House of Cards
Forbes India|June 5, 2020
The liquidity crisis of 2018 left the real estate sector floundering. Will Covid-19 be the last straw on the sector’s back?
Pooja Sarkar
House of Cards

It was February 2010. The Indian real estate community had congregated at The Atlantis in Dubai for the annual meet of the Confederation of Real Estate Developers’ Association of India (CREDAI). The champagne flowed, people partied, dinners followed at the Burj Khalifa. It was just two years after the global financial crisis and developers thought they were back with a bang. They went on to raise prices, offer fancy loan schemes and build massive malls and commercial buildings. But over the last decade, the sector has crumbled and now the Covid-19 outbreak has left them gasping for air.

One look at promotional text messages from residential real estate developers reveals how prices are moving in the sector across the country. A developer who was offering its 1 BHK at a starting price of ₹63 lakh in the central suburbs of Mumbai in January had repriced it to ₹51 lakh in the last week of April. In the times to come, residential prices will fall further, say industry experts.

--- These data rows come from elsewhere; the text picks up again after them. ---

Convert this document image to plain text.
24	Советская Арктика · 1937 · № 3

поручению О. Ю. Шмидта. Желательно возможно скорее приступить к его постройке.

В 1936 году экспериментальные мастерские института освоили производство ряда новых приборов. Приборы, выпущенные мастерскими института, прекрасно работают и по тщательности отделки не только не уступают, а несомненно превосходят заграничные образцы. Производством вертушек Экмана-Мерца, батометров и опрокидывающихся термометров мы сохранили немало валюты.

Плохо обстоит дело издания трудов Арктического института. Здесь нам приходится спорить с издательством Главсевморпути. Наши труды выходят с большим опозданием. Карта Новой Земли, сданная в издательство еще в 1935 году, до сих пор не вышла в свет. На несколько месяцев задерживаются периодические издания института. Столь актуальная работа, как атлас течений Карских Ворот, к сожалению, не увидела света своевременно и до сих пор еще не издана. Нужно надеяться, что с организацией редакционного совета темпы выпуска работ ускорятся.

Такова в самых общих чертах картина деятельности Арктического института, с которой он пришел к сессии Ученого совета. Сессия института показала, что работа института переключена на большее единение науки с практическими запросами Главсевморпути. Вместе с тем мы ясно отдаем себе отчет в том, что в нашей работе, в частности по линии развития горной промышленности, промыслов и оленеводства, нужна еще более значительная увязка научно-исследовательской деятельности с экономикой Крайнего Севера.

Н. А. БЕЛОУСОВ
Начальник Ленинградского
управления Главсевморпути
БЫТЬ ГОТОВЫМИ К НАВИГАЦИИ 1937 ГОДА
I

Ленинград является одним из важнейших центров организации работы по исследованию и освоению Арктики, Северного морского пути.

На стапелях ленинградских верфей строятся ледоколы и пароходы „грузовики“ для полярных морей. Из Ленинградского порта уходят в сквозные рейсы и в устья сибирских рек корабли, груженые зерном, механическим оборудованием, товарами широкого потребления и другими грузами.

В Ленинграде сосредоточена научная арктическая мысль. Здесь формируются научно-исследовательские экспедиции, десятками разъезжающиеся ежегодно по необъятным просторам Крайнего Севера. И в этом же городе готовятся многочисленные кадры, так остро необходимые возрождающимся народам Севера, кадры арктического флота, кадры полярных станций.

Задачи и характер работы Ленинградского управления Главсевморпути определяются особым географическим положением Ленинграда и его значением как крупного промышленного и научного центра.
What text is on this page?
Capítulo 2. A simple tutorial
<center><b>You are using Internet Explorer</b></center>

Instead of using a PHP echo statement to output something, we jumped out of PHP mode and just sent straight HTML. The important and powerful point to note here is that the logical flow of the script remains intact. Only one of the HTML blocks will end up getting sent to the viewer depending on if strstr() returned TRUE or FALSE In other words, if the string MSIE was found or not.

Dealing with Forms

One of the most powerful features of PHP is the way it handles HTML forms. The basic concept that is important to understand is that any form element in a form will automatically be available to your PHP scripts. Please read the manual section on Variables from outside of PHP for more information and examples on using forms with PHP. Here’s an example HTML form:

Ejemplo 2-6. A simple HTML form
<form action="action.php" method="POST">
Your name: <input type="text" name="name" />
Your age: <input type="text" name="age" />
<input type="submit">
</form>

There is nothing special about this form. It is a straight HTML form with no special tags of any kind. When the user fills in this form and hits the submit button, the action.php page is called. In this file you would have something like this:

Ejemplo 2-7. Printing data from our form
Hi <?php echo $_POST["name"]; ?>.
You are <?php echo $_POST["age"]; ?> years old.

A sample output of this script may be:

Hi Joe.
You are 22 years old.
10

“We see weakness in new bookings for FY21 due to deferral in purchases, and we also see a higher risk of cancellations in the near term for bookings done in the near past,” says Mohit Agrawal, research analyst, IIFL Institutional Equity Research. He adds, “Our base-case assumptions have seen a 40-60 percent decline in new bookings, including a nearly 10 percent reduction in property prices over FY21, with a gradual recovery over FY23 and beyond.”